The list of games: card games, board games like Monopoly, Dominoes.
The list of activities: walks at the zoo, the park, the lake. Walking groups at the mall or historic neighborhoods. Tis the season to see the holiday decorations in neighborhoods that go all out for that.
We're getting past the fall festival and state fair season, but those can be fun road trips. Holiday celebrations are going on now. Carols, symphonies, ballet, musicals. What are the local high schools, universities and community theaters doing?

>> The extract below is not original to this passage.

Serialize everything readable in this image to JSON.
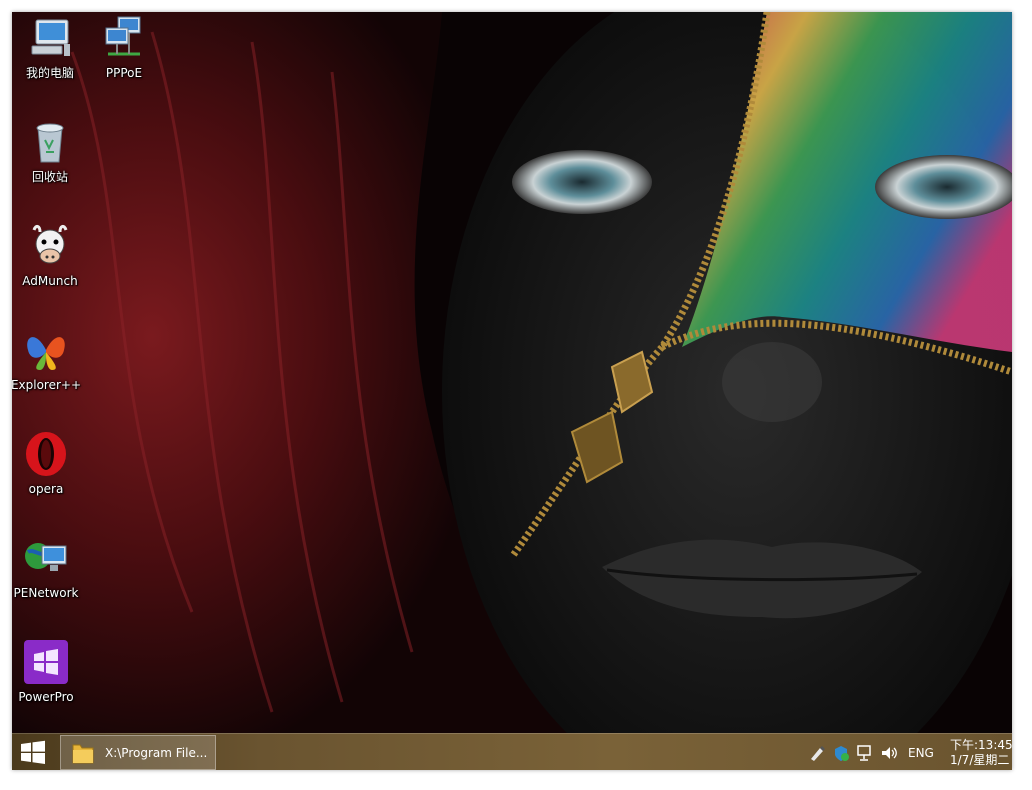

Sports. Public school has heart -- support your local schools and give generously, and especially the food and beverage stands sponsored by the school clubs.
Speaking of... a walking tour of a business district, checking out locally-owned food and retail stores.
Check with the library and the community center about free and nearly-free classes.
posted by TrishaU at 7:27 PM on October 30, 2018

Dog Park.
Library - lectures, book group, knitting group
Adult Ed. Classes
Teach a class - my local adult ed. loves to get ideas for classes, so if you have the ability to present, they'll offer it. Shibori Dyeing, Making collaged pins, Dyeing with natural stuff, Speed Cleaning - start a group to clean up litter or repair trails, book group to read Shakespeare out loud
posted by theora55 at 7:42 PM on October 30, 2018

1. clothing swap

2. get those cooking boxes and invite a friend over to cook one and eat it together.
posted by pseudostrabismus at 2:29 AM on October 31, 2018

List 1: join a choir/band/orchestra/other musical group.
posted by MangoNews at 1:05 PM on October 31, 2018

I know that you said not drinking necessarily, but here's what's been helpful to me in deepening my connections in my community: start hosting a weekly mid-week event. 3 years ago, my good friend (and now neighbor, we moved into a duplex) and I started taking turns hosting a wine and cheese night. Pretty affordable wines and cheeses, mostly Trader Joe's, and people also would bring a bottle frequently, so the cost was manageable. (After a year or so, other people started signing up to host, so I was down to hosting once every 3-4 weeks on average and the event was still happening). Also it's wine and cheese so it's not like people were getting trashed. Many people didn't drink at all, and brought cheese or chocolate to share. The regularity of it is what really helped. People looked forward to a night mid week of seeing friends. For the last 7 months, this hasn't been happening as much since my baby was born, but now that she's reliably sleeping through the night again we're starting back up. It was really, really valuable to be able to have it be regular. If you can switch off with a few people in hosting, then the cost is not on you.

Alternatively, I've seen the regularity thing play out in friend groups who went to Karoake or trivia nights, or had a weekly gathering at a bar (yeah, I know, drinking, but it's a good place to meet). My friend in NYC does a weekly Friday night dinner with a few close friends, because her job is not one that allows for mid-week gatherings, so it of course depends on your lifestyle. In SF, people loved a Tuesday night gathering.
posted by namesarehard at 1:05 PM on October 31, 2018

And of course, friends brought their friends to this gathering, which grew to 20-25 people a night at its peak, so I met LOTS of lovely new friends, to hit on the first part of your ask.